Find the number of $n$ digit positive integers divisible by 3 whose digits are from the set $\{2,3,7,9\}$ (with or without repetition)

Question

The solution goes like this

Number of ways to fill first seat is $x^2+x^3+x^7+x^9$

This is same for all seats

So number of ways to fill $n$ seats is

$$(x^2+x^3+x^7+x^9)^n$$

The summation of powers must be divisible by 3. So we want coefficient of $x^{3k}$ in $(x^2+x^3+x^7+x^9)^n$

So let $x=1,\omega , \omega^2$ where $\omega, \omega^2$ are cube roots of unity.

$$A=(1+1+1+1)^n =4^n$$ $$A=(\omega ^2 + 1 + \omega + 1)^n=1$$ $$A=(\omega +1+\omega + 1)^n=1$$

So $$A=\frac{4^n+2}{3}$$

I have no idea why and how they wrote it all in terms of $x$. I dont know what $x$ represents. Is this an algorithm or something conceptual?

Answer 1

As another way to do the computation:

Let $A_n$ be the number of "good" strings of length $n$. Let $B_n$ be the number of bad strings of length $n$, so $B_n=4^n-A_n$.
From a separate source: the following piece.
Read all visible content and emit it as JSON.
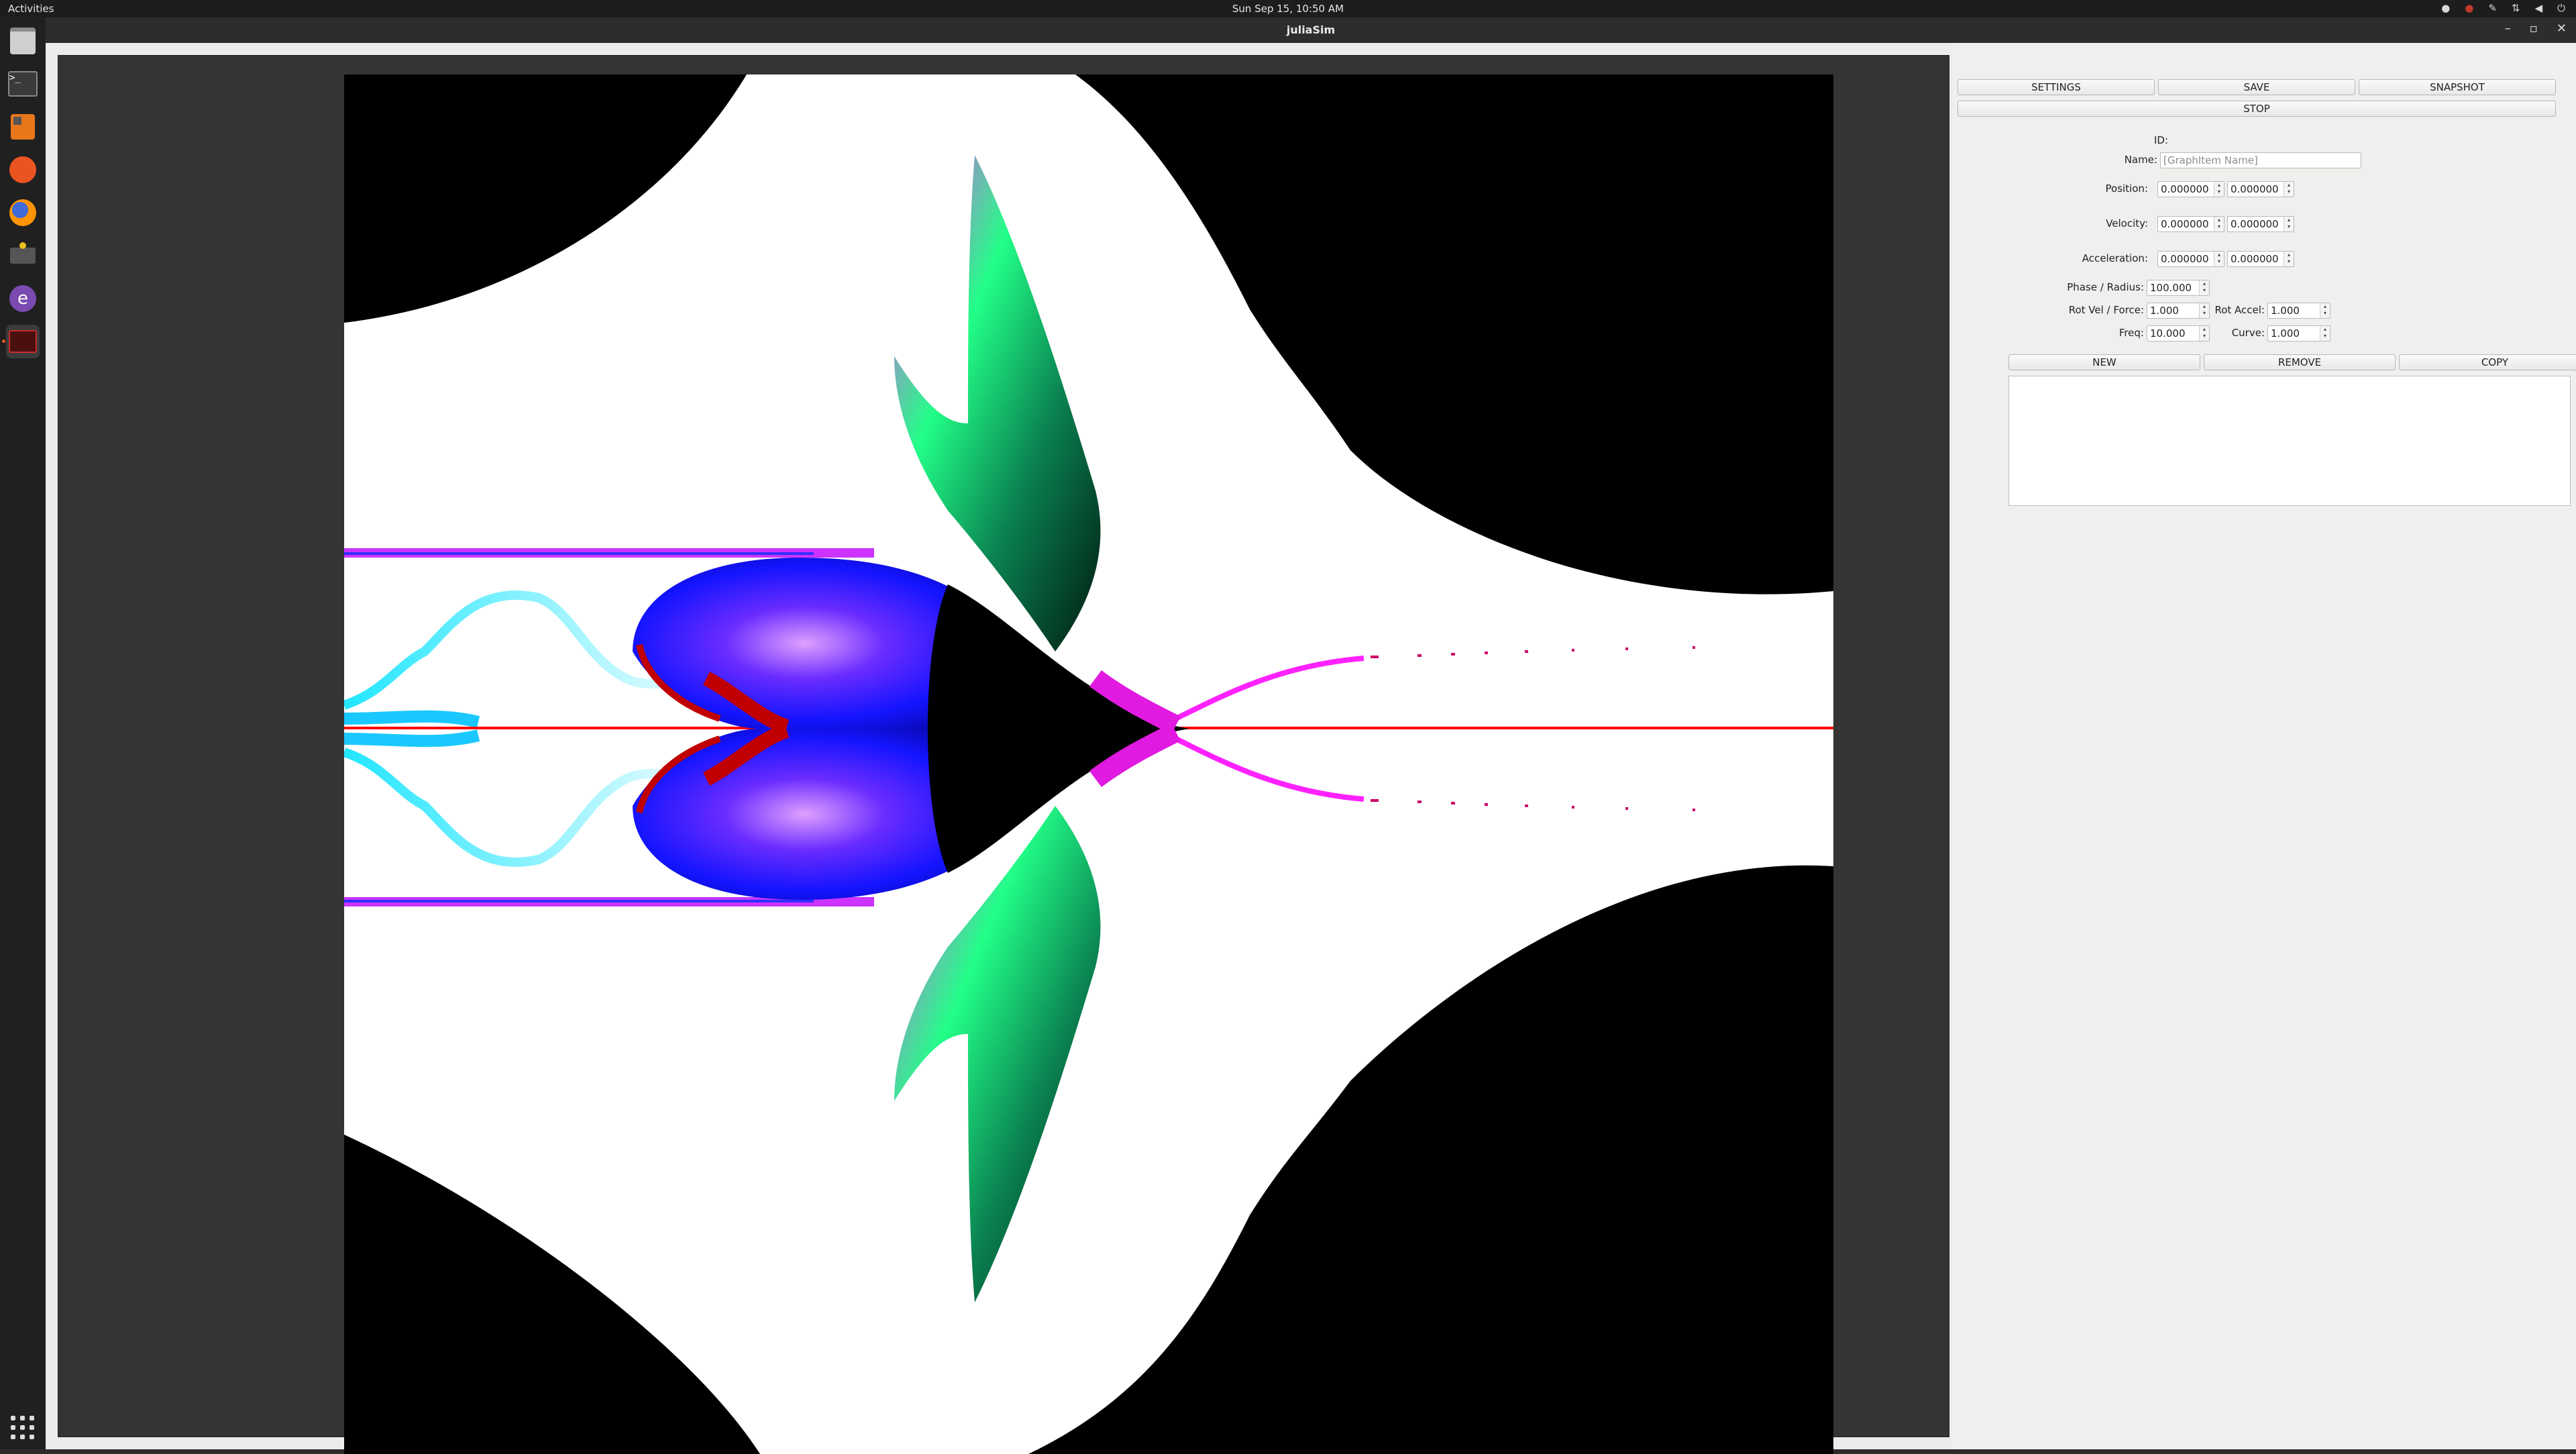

We remark that, for any bad string, there is a unique choice in the list that you can append to get a good string. For a good string, however, there are exactly two choices. Considering the sum of the digits therefore shows that we have the recursion $$A_{n+1}=2A_n+B_n$$

And, since $B_n=4^n-A_n$, this implies $$A_{n+1}=4^n+A_n$$ which quickly implies your formula.

Answer 2

Here the solution exploits the property of exponents, that $x^a \cdot x^b=x^{a+b}$. As you said, the first digit of the number can be $2,3,5$ or $7$. Each of these has been corresponded to a parameter, $x$, exponentiated to that power. All of these choices has been added and then multiplied $n$ times, since we have the same choices every time. So, we would get every possible sum of digits for an $n$ digit number, as every possible sum appears in the exponent*.
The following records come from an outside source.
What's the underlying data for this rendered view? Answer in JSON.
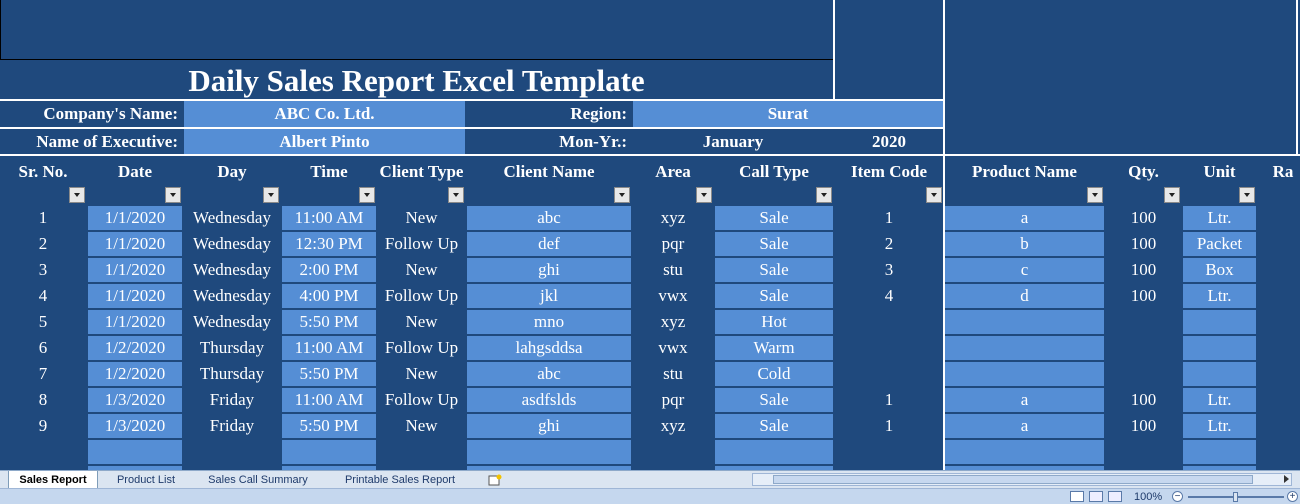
{
  "title": "Daily Sales Report Excel Template",
  "info": {
    "company_label": "Company's Name:",
    "company_value": "ABC Co. Ltd.",
    "region_label": "Region:",
    "region_value": "Surat",
    "executive_label": "Name of Executive:",
    "executive_value": "Albert Pinto",
    "monyr_label": "Mon-Yr.:",
    "month_value": "January",
    "year_value": "2020"
  },
  "headers": [
    "Sr. No.",
    "Date",
    "Day",
    "Time",
    "Client Type",
    "Client Name",
    "Area",
    "Call Type",
    "Item Code",
    "Product Name",
    "Qty.",
    "Unit",
    "Ra"
  ],
  "rows": [
    [
      "1",
      "1/1/2020",
      "Wednesday",
      "11:00 AM",
      "New",
      "abc",
      "xyz",
      "Sale",
      "1",
      "a",
      "100",
      "Ltr.",
      ""
    ],
    [
      "2",
      "1/1/2020",
      "Wednesday",
      "12:30 PM",
      "Follow Up",
      "def",
      "pqr",
      "Sale",
      "2",
      "b",
      "100",
      "Packet",
      ""
    ],
    [
      "3",
      "1/1/2020",
      "Wednesday",
      "2:00 PM",
      "New",
      "ghi",
      "stu",
      "Sale",
      "3",
      "c",
      "100",
      "Box",
      ""
    ],
    [
      "4",
      "1/1/2020",
      "Wednesday",
      "4:00 PM",
      "Follow Up",
      "jkl",
      "vwx",
      "Sale",
      "4",
      "d",
      "100",
      "Ltr.",
      ""
    ],
    [
      "5",
      "1/1/2020",
      "Wednesday",
      "5:50 PM",
      "New",
      "mno",
      "xyz",
      "Hot",
      "",
      "",
      "",
      "",
      ""
    ],
    [
      "6",
      "1/2/2020",
      "Thursday",
      "11:00 AM",
      "Follow Up",
      "lahgsddsa",
      "vwx",
      "Warm",
      "",
      "",
      "",
      "",
      ""
    ],
    [
      "7",
      "1/2/2020",
      "Thursday",
      "5:50 PM",
      "New",
      "abc",
      "stu",
      "Cold",
      "",
      "",
      "",
      "",
      ""
    ],
    [
      "8",
      "1/3/2020",
      "Friday",
      "11:00 AM",
      "Follow Up",
      "asdfslds",
      "pqr",
      "Sale",
      "1",
      "a",
      "100",
      "Ltr.",
      ""
    ],
    [
      "9",
      "1/3/2020",
      "Friday",
      "5:50 PM",
      "New",
      "ghi",
      "xyz",
      "Sale",
      "1",
      "a",
      "100",
      "Ltr.",
      ""
    ]
  ],
  "sheet_tabs": [
    "Sales Report",
    "Product List",
    "Sales Call Summary",
    "Printable Sales Report"
  ],
  "zoom": "100%",
  "colors": {
    "dark": "#1f497d",
    "light": "#558ed5",
    "text": "#ffffff"
  }
}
Now, the divisibility rule by $3$ states that a number is divisible by $3$ iff the sum of its digits is divisible by $3$. Hence, in the expression $(x^2+x^3+x^7+x^9)^n$, we find out the number of terms in which this sum evaluated to $3$, or $6$, or $9$, and so forth. This is given by the respective coefficients of $x^3$, $x^6$, $x^9$, etc. Hence what we need to do is find the sum of these coefficients. This can be done using $3^{rd}$ roots of unity, as has been shown in the solution.

*: if you are having trouble grasping this concept, it might help to start with small cases. For example, try to calculate the number of $3$ digit numbers with digits among $\{2,3\}$ which are divisible by 3.

Edit: The reason why we're adding powers of $x$ in each term of product is this- imagine we multiply out the product we had obtained. If $\overline{a_1 a_2 a_3...a_n}$ is a possible combination with $a_i\in \{2,3,7,9\}$ for $1\leq i \leq n$, then $x^{a_1+a_2+a_3+...+a_n}$ would appear in this expansion exactly once.

Now if the exponent is equal to, say, $3k$ for some particular $k$, then all such combinations of $a_i$ where $\sum a_i=3k$ also appear exactly once. Hence, the coefficient of $x^{3k}$ would represent the number of $n$-digit numbers, the sum of whose digits is $3k$.